Masked settlers with sticks also attacked Jewish activists in the area on Monday, smashing their car windows and slashing tires, according to Josh Kimelman, an activist with the Center for Jewish Nonviolence. Video provided by the group showed a masked settler shoving and swinging his fists at two activists in a dusty field at night.
Israel captured the West Bank in the 1967 Mideast war, along with the Gaza Strip and east Jerusalem. The Palestinians want all three for their future state and view settlement growth as a major obstacle to a two-state solution. Most of the international community considers the settlements illegal.
Israel has built well over 100 settlements, home to over 500,000 settlers who have Israeli citizenship. The 3 million Palestinians in the West Bank live under seemingly open-ended Israeli military rule, with the Western-backed Palestinian Authority administering population centres.

The Israeli military designated Masafer Yatta in the southern West Bank as a live-fire training zone in the 1980s and ordered residents, mostly Arab Bedouin, to be expelled. Around 1,000 residents have largely remained in place, but soldiers regularly move in to demolish homes, tents, water tanks and olive orchards — and Palestinians fear outright expulsion could come at any time.

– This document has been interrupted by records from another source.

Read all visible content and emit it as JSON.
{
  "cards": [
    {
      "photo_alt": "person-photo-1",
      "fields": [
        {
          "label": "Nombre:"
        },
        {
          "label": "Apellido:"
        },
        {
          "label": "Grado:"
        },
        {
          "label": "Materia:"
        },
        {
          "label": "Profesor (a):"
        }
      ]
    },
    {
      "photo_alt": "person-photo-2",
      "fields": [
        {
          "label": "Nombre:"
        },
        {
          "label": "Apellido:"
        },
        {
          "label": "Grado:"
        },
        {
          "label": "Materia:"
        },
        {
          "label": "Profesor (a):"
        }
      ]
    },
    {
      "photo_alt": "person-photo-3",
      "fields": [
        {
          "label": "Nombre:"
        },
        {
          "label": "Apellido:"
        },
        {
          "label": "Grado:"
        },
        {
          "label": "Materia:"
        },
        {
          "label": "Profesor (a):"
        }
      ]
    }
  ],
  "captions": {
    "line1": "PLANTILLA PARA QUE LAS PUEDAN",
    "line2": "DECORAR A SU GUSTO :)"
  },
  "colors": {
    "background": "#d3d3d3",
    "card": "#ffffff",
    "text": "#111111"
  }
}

The Palestinians also face threats from settlers at nearby outposts. Palestinians and rights groups say Israeli forces usually turn a blind eye to settler attacks or intervene on behalf of the settlers.
The war in Gaza has sparked a surge of violence in the West Bank, with the Israeli military carrying out widescale military operations that have killed hundreds of Palestinians and displaced tens of thousands. There has been a rise in settler violence as well as Palestinian attacks on Israelis.
Ballal’s attack and detention gained international attention, prompting numerous filmmakers to sign a petition demanding his release. As of now, the petition has amassed nearly 7,000 signatures.
In response to the situation, actor Mark Ruffalo commented on IndieWire’s Instagram post, saying, “Every filmmaker and academy member should be acting together in protest. No matter where you stand on this issue, this is an attack on our beloved art form of filmmaking. Hamdan Ballal is a political prisoner, and this is an international incident and violation of human rights. Many of us are not surprised by this behavior from the lawless settlers and the IDF at this point. Killing journalists and abducting filmmakers is not an accident but a design for the eradication of a people and their culture. Free Ballal!”